De la fonction transcendantoire du tabouret dans l’art du contemporain

Le tabouret, comme le parpaing, la brique, le boulet de charbon, le barreau de chaise ou le petit bout de bois dans les oneilles, est un objet récurrent dans la liturgie célébratoire de l’art du contemporain.

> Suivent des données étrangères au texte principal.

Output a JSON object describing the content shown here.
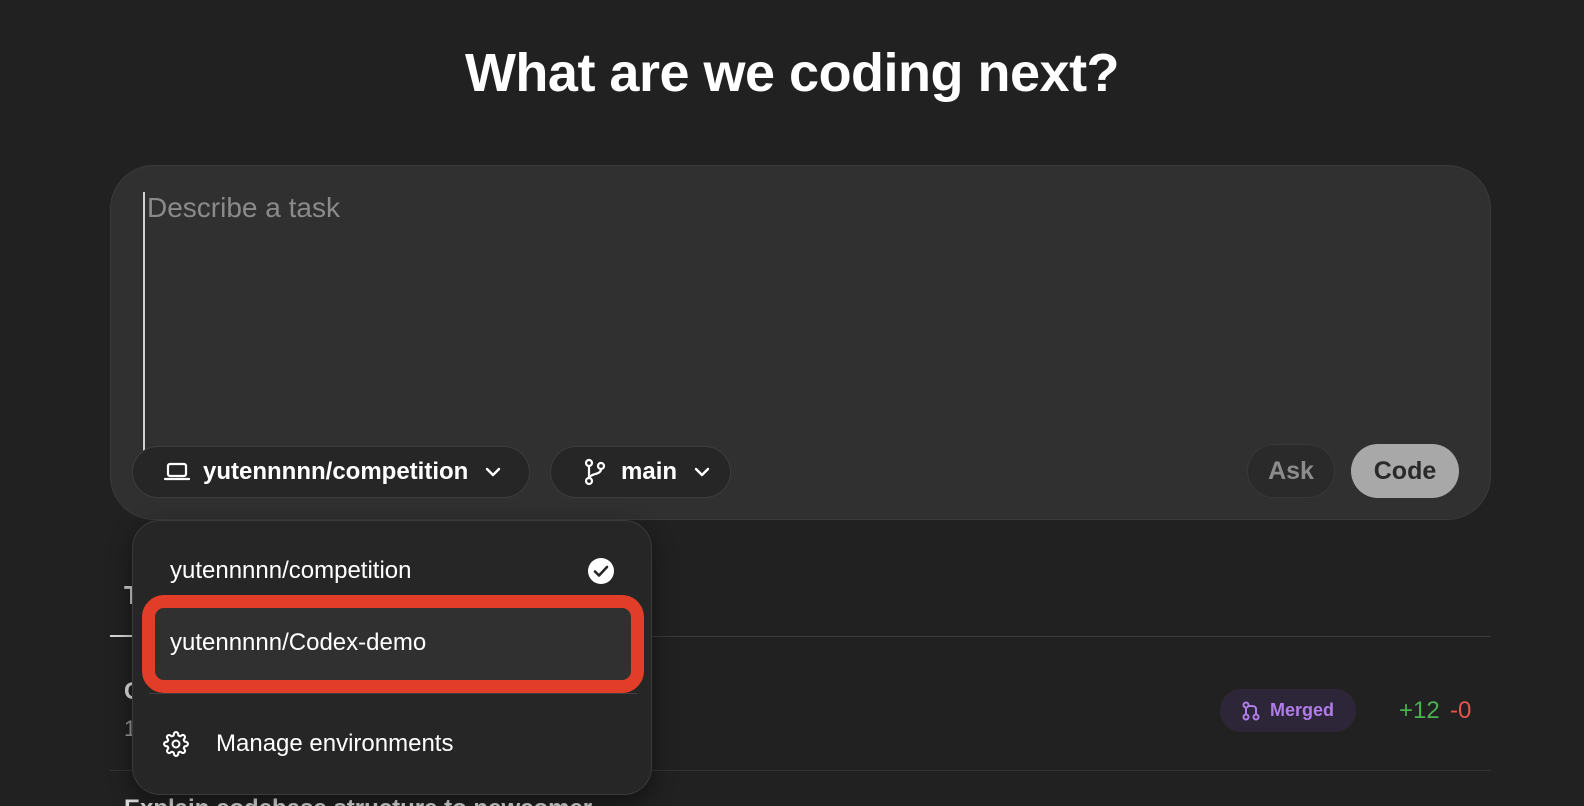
{
  "heading": "What are we coding next?",
  "composer": {
    "placeholder": "Describe a task",
    "environment": "yutennnnn/competition",
    "branch": "main",
    "ask_label": "Ask",
    "code_label": "Code"
  },
  "task_list": {
    "tab_stub": "T",
    "rows": [
      {
        "title_stub": "C",
        "meta_stub": "1",
        "status": "Merged",
        "additions": "+12",
        "deletions": "-0"
      },
      {
        "title": "Explain codebase structure to newcomer"
      }
    ]
  },
  "dropdown": {
    "items": [
      {
        "label": "yutennnnn/competition",
        "selected": true
      },
      {
        "label": "yutennnnn/Codex-demo",
        "selected": false,
        "highlighted": true
      }
    ],
    "manage_label": "Manage environments"
  },
  "colors": {
    "background": "#212121",
    "composer": "#303030",
    "highlight": "#e23d28",
    "merged": "#b07ce8",
    "additions": "#4caf50",
    "deletions": "#e5534b"
  },
  "icons": {
    "environment": "laptop-icon",
    "branch": "git-branch-icon",
    "chevron": "chevron-down-icon",
    "selected": "check-circle-icon",
    "manage": "gear-icon",
    "merged": "git-merge-icon"
  }
}
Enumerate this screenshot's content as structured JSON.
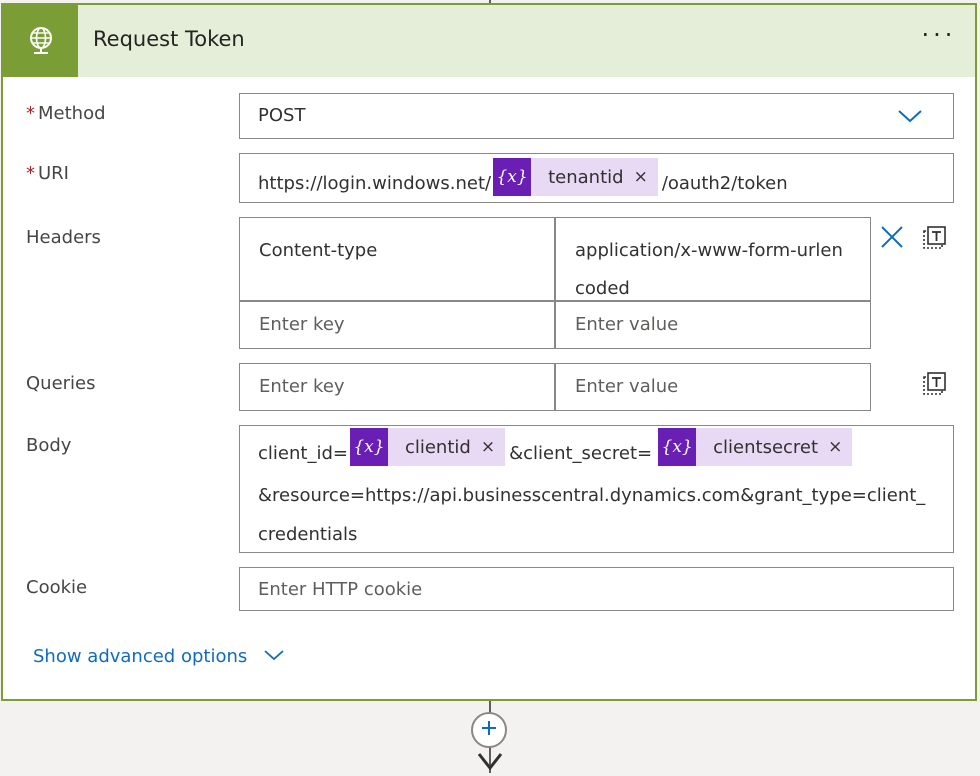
{
  "action": {
    "title": "Request Token",
    "more_label": "···"
  },
  "fields": {
    "method": {
      "label": "Method",
      "required_mark": "*",
      "value": "POST"
    },
    "uri": {
      "label": "URI",
      "required_mark": "*",
      "prefix": "https://login.windows.net/",
      "token": "tenantid",
      "suffix": "/oauth2/token"
    },
    "headers": {
      "label": "Headers",
      "rows": [
        {
          "key": "Content-type",
          "value": "application/x-www-form-urlencoded"
        }
      ],
      "key_placeholder": "Enter key",
      "value_placeholder": "Enter value"
    },
    "queries": {
      "label": "Queries",
      "key_placeholder": "Enter key",
      "value_placeholder": "Enter value"
    },
    "body": {
      "label": "Body",
      "part1": "client_id=",
      "token1": "clientid",
      "part2": "&client_secret=",
      "token2": "clientsecret",
      "part3": "&resource=https://api.businesscentral.dynamics.com&grant_type=client_credentials"
    },
    "cookie": {
      "label": "Cookie",
      "placeholder": "Enter HTTP cookie"
    }
  },
  "token_icon_text": "{x}",
  "token_close": "×",
  "advanced": {
    "label": "Show advanced options"
  },
  "colors": {
    "accent_green": "#7a9e35",
    "header_bg": "#e4eed9",
    "token_purple": "#6a1fb4",
    "token_bg": "#e8d9f5",
    "link_blue": "#0f6cbd"
  },
  "icons": [
    "globe-icon",
    "chevron-down-icon",
    "close-icon",
    "switch-to-text-icon",
    "plus-icon",
    "arrow-down-icon"
  ]
}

Le tabouret peut être tripode ou quadripode (jamais unipode,  bipéde ou quintupède). On peut monter dessus, y mettre son auguste postérieur, le placer à l’envers, se le mettre dans l’œil (comme le propose Eric Wurm), l’entasser comme Ai Wei Wei, y fixer une roue de vélo comme Marcel Duchamp, le coller au plafond comme c’est la mode chez les lecteurs des Inrockuptibles assidus du Palais de Tokyo.

 

Et voici le texte de mon ami écrivain poète marseillais Jean-Pierre Cramoisan au sujet du tabouret dans l’art « du » contemporain. (Le « du » est préconisé par mon autre ami Jean-Philippe Domecq)

 

Ainsi un tabouret, qu’un geste audacieux renverse ou subverse, devient éloquent, provocateur, chamboulateur, empreint d’une verveuse critique sociétale … J’insiste : pourquoi le tabouret est-il renversé ? Pas par hasard, bien sûr ! Vous ne fleurez pas la puissance créatrice du geste instinctif, primal, inventif, l’immense message sous-jacent de la démarche subversive d’un art ritualo objectal portant en lui l’enflé désir qui a poussé l’artiste à oser se projeter dans l’impensable ! Juste l’expression d’un segment spatio-temporel transformant l’abstraction et la matérialité du silence de la chute en une rencontre de deux mondes en un !

 

Je demandais l’autre jour à un ami ce qu’il ressentait face aux poncifs affligeants initiés par les ténors de la culture. Car, enfin, à quoi rime ce cirque avec ses dresseurs et ses montreurs d’artistes ? Qui se bouscule encore pour aller voir de l’autre côté des choses, l’autre côté étant, en l’occurrence, ce qui représente le létal plus ultra de l’art exhibé dans nos FRAC, cages ouvertes sur la vacuité des méninges ? Celui-ci me demandait innocemment pourquoi il n’y a rien plutôt que quelque chose ? Pourquoi  cette entourloupe sur le vide ?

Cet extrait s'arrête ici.